Some of what they found was fairly intuitive. Respondents with a higher sense of wellbeing had more frequent and longer interactions, and had meaningful conversations two-and-a-half times more often, than those with the least healthy social biomes. Among those with healthier social biomes, two-thirds of interactions were with close friends and family – in contrast to those with the least healthy, where it was closer to half – and they also had more choice about how and when interactions took place. But that was not the whole story.
“The most surprising result,” Jeffrey says, “the one I still think is really interesting, is that the strongest association with global wellbeing was how people felt when they were alone.” When people replied “no” to the text asking if they’d had a social interaction in the past 10 minutes, and follow-up responses revealed they nevertheless felt good, connected and happy to be alone, it was the most powerful predictor of a healthy social biome.
This shows us, Jeffrey says, that we cannot simply give ourselves a healthy social biome by forcing ourselves to have more and more frequent and longer conversations with our friends and family. “That’s not how healthy people function,” he says. “Alone time is actually a part of a healthy biome.” When we feel sustained by just enough meaningful conversations – even one a day – and by just enough pleasant small talk, then we also feel nourished by time spent alone.
And small talk is more nutritious than we think, Jeffrey says. His communication model, Communicate Bond Belong theory, is based on the idea that we have a limited amount of energy to spend on our social interactions, which makes the “energy-to-connection ratio” important.
Easy, quick and friendly moments of contact, such as asking a colleague how their weekend was, or chatting about the traffic with a waiter, can have a powerful impact for the small amount of effort they require, and “tend to be really good for mood regulation”, he says. “Small talk is disparaged as being awful, but in some sense, checking in with another person and letting them know that you’re glad that you’re sharing a space with them is absolutely critical to a sense of community, and to our sense of social nutrition.”
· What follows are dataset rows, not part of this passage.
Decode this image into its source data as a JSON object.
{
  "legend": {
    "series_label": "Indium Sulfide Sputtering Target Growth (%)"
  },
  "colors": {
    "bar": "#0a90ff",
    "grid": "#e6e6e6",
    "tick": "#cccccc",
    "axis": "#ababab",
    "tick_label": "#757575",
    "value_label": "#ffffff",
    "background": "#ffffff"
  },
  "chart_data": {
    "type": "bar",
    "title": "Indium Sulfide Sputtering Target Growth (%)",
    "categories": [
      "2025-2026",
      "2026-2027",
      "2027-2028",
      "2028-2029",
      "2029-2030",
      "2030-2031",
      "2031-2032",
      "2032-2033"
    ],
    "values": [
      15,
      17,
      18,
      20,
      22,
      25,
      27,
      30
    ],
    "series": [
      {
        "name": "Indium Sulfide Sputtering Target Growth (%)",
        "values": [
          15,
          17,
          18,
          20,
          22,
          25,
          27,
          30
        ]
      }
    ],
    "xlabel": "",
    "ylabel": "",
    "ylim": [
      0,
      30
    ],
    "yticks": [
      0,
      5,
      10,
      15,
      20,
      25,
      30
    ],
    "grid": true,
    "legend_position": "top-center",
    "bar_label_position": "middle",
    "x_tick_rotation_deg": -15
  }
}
In many parts of the world, the pandemic has brought intense feelings of isolation, but even in New Zealand feeling lonely is common – Loneliness NZ, an organisation set up to conquer loneliness, estimates about 650,000 Kiwis will have felt lonely some, most or all of the time in the past four weeks. If you’re thinking you want more connectedness, the social biome idea could be a helpful way of thinking about how you want to change your social diet, Jeffrey says. But, I ask him, can we really control our interactions like this? Can we truly perfect our own social biome? “No, we can’t,” he replies. “One of the great paradoxes of human experience is how badly we need other people, but are fundamentally unable to control or make people do what we want them to do. That’s a really tough condition of life.”
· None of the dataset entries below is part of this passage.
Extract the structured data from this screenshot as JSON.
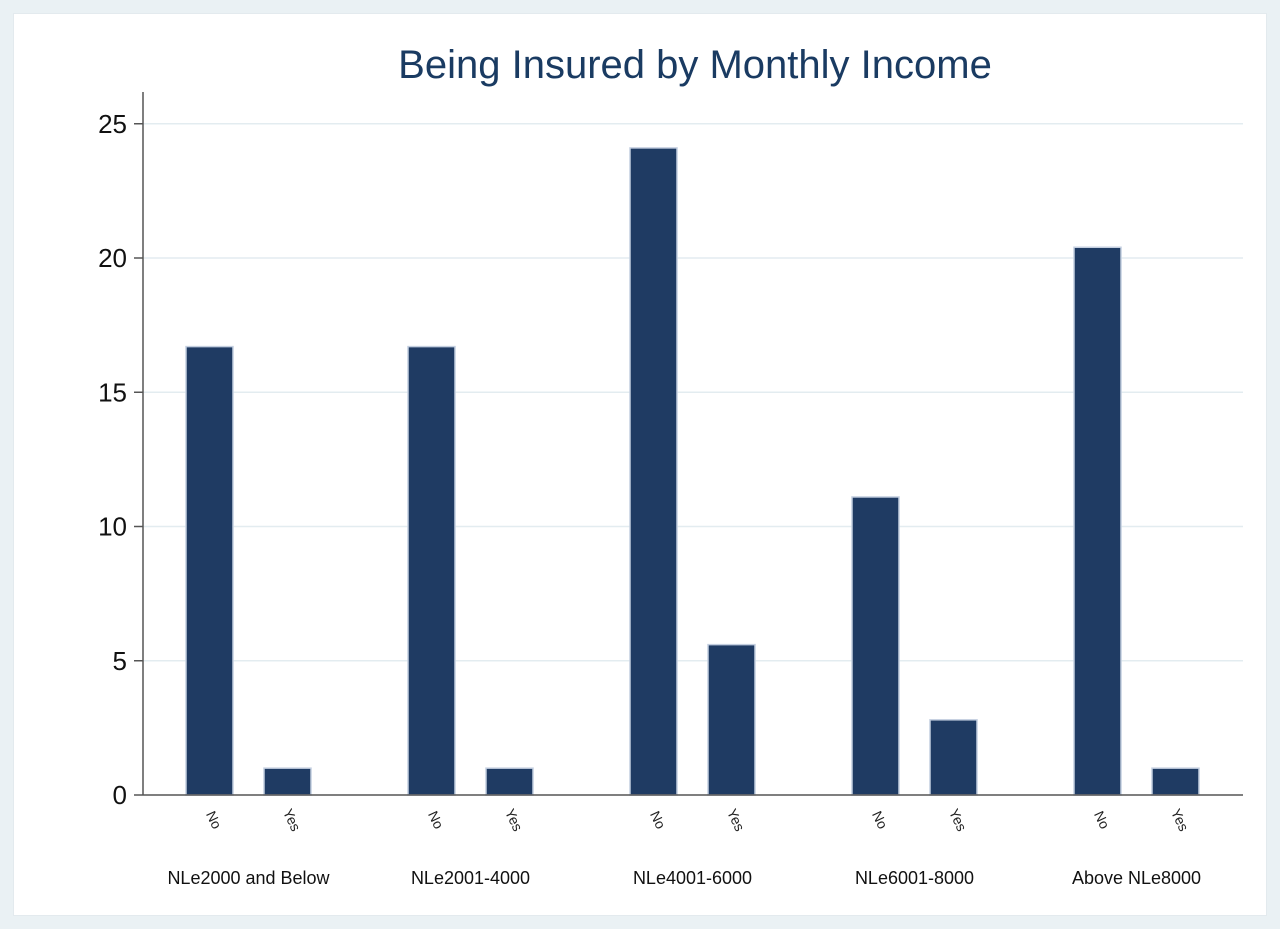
{
  "chart_data": {
    "type": "bar",
    "title": "Being Insured by Monthly Income",
    "xlabel": "",
    "ylabel": "",
    "ylim": [
      0,
      26
    ],
    "yticks": [
      0,
      5,
      10,
      15,
      20,
      25
    ],
    "grid": true,
    "legend": "none",
    "bar_color": "#1f3b63",
    "bar_outline": "#c4cfe0",
    "groups": [
      {
        "category": "NLe2000 and Below",
        "bars": [
          {
            "label": "No",
            "value": 16.7
          },
          {
            "label": "Yes",
            "value": 1.0
          }
        ]
      },
      {
        "category": "NLe2001-4000",
        "bars": [
          {
            "label": "No",
            "value": 16.7
          },
          {
            "label": "Yes",
            "value": 1.0
          }
        ]
      },
      {
        "category": "NLe4001-6000",
        "bars": [
          {
            "label": "No",
            "value": 24.1
          },
          {
            "label": "Yes",
            "value": 5.6
          }
        ]
      },
      {
        "category": "NLe6001-8000",
        "bars": [
          {
            "label": "No",
            "value": 11.1
          },
          {
            "label": "Yes",
            "value": 2.8
          }
        ]
      },
      {
        "category": "Above NLe8000",
        "bars": [
          {
            "label": "No",
            "value": 20.4
          },
          {
            "label": "Yes",
            "value": 1.0
          }
        ]
      }
    ]
  }
}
A healthy social biome cannot be engineered by us alone, there is no one solution, and it does not come from quick fixes; it has to grow. But we can help to create fertile conditions that will foster that growth, Jeffrey says. “It has to come with an approach of saying, I acknowledge that at this stage in my life I am not as socially connected as I would like to be, so I’m going to take action to do something about that.”